In 2007, IBM and Google announced a joint university initiative to help computer science students gain the skills they need to build cloud applications. Now, NSF is using the same infrastructure and open source methods to award CLuE grants to universities around the United States. Through this program, universities will use software and services running on an IBM/Google cloud to explore innovative research ideas in data-intensive computing. These projects cover a range of activities that could lead not only to advances in computing research, but also to significant contributions in science and engineering more broadly.

NSF awarded Cluster Exploratory (CLuE) program grants to Carnegie-Mellon University, Florida International University, the Massachusetts Institute of Technology, Purdue University, University of California-Irvine, University of California-San Diego, University of California-Santa Barbara, University of Maryland, University of Massachusetts, University of Virginia, University of Washington, University of Wisconsin, University of Utah and Yale University.

NEH Humanities Collections and Reference Resources Grants

The National Endowment for the Humanities has issued a call for grant proposals for its Humanities Collections and Reference Resources Program.

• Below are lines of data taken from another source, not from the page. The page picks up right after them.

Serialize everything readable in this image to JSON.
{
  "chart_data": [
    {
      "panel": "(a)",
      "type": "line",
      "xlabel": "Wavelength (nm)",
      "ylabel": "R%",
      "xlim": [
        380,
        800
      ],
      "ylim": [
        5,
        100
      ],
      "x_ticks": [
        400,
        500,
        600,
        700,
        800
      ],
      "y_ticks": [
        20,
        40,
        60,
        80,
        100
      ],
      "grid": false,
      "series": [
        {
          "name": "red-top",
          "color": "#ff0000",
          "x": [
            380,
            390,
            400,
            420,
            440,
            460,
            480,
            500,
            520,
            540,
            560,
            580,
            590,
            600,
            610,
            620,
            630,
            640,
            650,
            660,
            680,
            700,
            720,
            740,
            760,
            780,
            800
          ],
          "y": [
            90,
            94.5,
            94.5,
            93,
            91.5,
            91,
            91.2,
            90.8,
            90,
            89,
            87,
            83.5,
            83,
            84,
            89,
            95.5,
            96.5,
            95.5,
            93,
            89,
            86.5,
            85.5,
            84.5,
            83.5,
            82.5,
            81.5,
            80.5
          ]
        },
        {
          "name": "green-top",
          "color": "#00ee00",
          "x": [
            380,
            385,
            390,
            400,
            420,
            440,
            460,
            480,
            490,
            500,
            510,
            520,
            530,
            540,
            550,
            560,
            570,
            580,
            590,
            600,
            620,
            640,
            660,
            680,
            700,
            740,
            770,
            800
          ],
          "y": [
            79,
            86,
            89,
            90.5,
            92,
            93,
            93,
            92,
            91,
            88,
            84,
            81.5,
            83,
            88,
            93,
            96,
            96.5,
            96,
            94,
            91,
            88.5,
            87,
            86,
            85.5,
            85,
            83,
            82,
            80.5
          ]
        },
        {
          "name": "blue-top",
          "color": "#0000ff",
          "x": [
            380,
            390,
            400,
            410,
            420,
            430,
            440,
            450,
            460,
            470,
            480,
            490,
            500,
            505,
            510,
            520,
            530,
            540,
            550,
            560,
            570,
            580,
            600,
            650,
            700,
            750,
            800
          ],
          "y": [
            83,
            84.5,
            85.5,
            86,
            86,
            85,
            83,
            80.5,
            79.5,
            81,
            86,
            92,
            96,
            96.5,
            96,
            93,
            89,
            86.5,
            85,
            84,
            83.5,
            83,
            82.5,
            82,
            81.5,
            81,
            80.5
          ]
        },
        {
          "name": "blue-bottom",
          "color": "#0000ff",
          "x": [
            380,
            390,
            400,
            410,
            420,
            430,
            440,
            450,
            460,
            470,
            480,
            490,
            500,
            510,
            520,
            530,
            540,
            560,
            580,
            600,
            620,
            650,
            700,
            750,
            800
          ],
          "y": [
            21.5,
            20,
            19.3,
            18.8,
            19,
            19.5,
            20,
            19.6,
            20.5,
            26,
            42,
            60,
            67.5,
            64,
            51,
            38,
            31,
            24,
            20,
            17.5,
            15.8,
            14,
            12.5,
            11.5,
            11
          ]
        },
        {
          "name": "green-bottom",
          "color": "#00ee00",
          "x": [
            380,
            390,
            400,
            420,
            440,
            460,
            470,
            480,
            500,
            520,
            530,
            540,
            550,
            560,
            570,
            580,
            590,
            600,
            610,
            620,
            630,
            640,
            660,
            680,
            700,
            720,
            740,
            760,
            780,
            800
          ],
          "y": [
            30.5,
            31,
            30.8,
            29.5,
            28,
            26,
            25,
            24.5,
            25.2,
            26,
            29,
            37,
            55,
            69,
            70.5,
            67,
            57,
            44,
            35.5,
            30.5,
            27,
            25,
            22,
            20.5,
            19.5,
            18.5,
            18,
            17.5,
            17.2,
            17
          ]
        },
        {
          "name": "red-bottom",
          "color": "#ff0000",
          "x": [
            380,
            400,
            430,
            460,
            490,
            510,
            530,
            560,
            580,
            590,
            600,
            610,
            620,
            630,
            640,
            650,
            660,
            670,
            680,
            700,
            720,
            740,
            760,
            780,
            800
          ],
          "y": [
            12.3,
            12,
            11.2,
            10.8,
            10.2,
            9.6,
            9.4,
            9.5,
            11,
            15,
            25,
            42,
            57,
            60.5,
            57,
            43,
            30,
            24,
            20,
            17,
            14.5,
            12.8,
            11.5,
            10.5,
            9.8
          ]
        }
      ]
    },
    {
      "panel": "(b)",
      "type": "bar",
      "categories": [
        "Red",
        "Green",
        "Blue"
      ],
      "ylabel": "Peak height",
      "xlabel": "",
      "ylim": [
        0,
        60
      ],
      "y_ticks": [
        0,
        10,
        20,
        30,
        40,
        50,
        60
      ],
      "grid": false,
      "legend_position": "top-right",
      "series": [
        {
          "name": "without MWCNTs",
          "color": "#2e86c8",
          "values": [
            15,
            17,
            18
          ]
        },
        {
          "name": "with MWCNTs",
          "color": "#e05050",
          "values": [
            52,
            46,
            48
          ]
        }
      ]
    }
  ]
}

Here's an excerpt from the announcement:

The Humanities Collections and Reference Resources program supports projects that provide an essential foundation for scholarship, education, and public programming in the humanities. Thousands of libraries, archives, museums, and historical organizations across the country maintain important collections of books and manuscripts, photographs, sound recordings and moving images, archaeological and ethnographic artifacts, art and material culture, electronic records, and digital objects. Funding from this program strengthens efforts to extend the life of such materials and make their intellectual content widely accessible, often through the use of digital technology. Awards are also made to create various reference resources that facilitate use of cultural materials, from works that provide basic information quickly to tools that synthesize and codify knowledge of a subject for in-depth investigation.

Applications may be submitted for projects that include or combine the following activities:

  • arranging and describing archival and manuscript collections;
  • cataloging collections of printed works, photographs, recorded sound, moving images, art, and material culture;
  • implementing preservation measures, such as basic rehousing, reformatting, deacidification, or conservation treatment;
  • digitizing collections, or preserving and improving access to born-digital resources;
  • developing databases, virtual collections, or other electronic resources to codify information on a subject field or to provide integrated access to selected humanities materials;
  • creating encyclopedias;
  • preparing linguistic tools, such as historical and etymological dictionaries, corpora, and reference grammars (separate funding is available for endangered language projects in partnership with the National Science Foundation);
  • developing tools for spatial analysis and representation of humanities data, such as atlases and geographical information systems (GIS); and
  • designing digital tools to facilitate use of humanities resources.